In HIGHER ORGANIZATIONS: the Orgone Energy comes picked up and transported, in every single cell of the organism, by particular substances present in the red blood cells through the circulatory system. The withdrawal of Orgone Energy takes place both from food through the digestive system whose organs and viscera have the function of demolishing the organic matter allowing the release contained in it which from?atmosphere through other organs, such as the lungs, the bronchi, the pores of the skin, which are in fact responsible for the uptake of the Atmospheric Orgone Energy.
smo.

cellule

There CELL assumes this energy in a very particular and selective way: the cellular cytoplasm, the liquid component in which the nucleus and the other corpuscles are immersed, delimited by the cell membrane, captures the orgone energy brought about by the systems described above and transfers it largely to the nucleus, retaining for itself the amount sufficient for its metabolism.
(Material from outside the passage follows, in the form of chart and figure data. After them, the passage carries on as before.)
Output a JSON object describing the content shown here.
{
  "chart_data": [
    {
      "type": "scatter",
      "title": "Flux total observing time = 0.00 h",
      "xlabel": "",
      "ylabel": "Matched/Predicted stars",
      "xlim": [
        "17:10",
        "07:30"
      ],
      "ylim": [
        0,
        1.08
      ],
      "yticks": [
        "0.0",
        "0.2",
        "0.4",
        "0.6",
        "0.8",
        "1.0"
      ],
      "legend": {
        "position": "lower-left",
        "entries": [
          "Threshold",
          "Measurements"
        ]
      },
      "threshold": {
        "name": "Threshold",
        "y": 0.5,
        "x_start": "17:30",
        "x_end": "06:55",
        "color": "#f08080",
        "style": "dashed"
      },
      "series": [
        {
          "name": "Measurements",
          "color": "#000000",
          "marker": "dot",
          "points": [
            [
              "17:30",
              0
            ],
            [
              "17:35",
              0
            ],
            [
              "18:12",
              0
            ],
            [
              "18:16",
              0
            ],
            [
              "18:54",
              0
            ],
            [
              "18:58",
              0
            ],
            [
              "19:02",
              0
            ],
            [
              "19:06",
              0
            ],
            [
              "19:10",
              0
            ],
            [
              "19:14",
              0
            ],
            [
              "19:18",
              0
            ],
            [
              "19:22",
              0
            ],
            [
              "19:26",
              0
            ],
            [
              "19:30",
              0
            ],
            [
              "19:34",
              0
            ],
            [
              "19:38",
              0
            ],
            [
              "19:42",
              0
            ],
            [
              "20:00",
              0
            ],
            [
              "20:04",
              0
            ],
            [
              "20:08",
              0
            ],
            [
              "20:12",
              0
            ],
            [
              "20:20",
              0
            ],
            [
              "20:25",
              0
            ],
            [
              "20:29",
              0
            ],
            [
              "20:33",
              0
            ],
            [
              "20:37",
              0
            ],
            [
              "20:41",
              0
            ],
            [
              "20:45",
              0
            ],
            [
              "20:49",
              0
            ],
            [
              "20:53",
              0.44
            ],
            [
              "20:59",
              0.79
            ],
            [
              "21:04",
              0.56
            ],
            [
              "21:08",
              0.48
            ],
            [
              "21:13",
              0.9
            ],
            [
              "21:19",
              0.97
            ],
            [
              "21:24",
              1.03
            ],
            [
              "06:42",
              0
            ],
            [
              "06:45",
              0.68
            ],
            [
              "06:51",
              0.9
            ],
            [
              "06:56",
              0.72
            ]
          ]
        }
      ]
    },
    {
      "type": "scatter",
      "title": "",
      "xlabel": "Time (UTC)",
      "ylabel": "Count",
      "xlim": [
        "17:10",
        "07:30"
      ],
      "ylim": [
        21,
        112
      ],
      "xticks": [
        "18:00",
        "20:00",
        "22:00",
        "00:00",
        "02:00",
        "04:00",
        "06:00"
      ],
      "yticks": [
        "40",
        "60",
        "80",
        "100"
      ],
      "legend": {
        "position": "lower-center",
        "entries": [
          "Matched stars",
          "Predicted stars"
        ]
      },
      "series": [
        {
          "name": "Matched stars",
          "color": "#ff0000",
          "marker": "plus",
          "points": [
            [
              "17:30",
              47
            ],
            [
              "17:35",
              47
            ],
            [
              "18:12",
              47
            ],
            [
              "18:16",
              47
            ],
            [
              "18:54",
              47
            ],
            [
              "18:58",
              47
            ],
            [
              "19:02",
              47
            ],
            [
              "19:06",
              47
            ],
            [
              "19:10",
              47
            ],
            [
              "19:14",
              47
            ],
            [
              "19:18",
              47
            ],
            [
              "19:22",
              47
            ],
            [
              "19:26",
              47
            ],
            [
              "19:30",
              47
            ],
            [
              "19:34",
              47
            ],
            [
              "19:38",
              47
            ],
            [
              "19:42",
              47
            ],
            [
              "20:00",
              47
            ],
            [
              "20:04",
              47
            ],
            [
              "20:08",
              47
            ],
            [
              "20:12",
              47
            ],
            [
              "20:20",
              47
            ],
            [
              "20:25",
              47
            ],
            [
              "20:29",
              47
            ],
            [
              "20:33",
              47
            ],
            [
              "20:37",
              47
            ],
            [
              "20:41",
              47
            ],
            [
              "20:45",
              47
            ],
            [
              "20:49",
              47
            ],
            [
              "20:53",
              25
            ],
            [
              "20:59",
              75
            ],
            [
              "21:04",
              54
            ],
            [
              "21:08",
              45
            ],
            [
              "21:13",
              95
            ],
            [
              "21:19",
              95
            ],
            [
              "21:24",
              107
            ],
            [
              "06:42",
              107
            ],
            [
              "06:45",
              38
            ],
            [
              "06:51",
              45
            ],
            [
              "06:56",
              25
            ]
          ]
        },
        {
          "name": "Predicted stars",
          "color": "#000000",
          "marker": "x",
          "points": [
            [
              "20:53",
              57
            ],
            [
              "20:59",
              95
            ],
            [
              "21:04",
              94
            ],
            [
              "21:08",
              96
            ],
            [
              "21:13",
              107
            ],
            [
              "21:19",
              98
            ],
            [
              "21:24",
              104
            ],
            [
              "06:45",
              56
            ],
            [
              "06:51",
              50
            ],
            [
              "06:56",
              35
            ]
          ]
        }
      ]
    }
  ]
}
Obviously the nucleus cannot absorb Orgone Energy indefinitely, but must remain within certain limits of capacity, its energy surplus is therefore distributed one through the function of cellular duplication, with which the nucleus divides into two parts and gives rise to two distinct cells, and the other in the direct release of Orgone Energy accumulated in the tissues to the whole organism when there are urgent situations of energy needs such as physical effort, environmental aggressions, reaction to pathogens, reproduction.

The contribution of this orgone energy generates an increase in the functionality of all organs in the body, increases its defense capabilities, stimulates and nourishes its repair and tissue regeneration, counteracting its aging.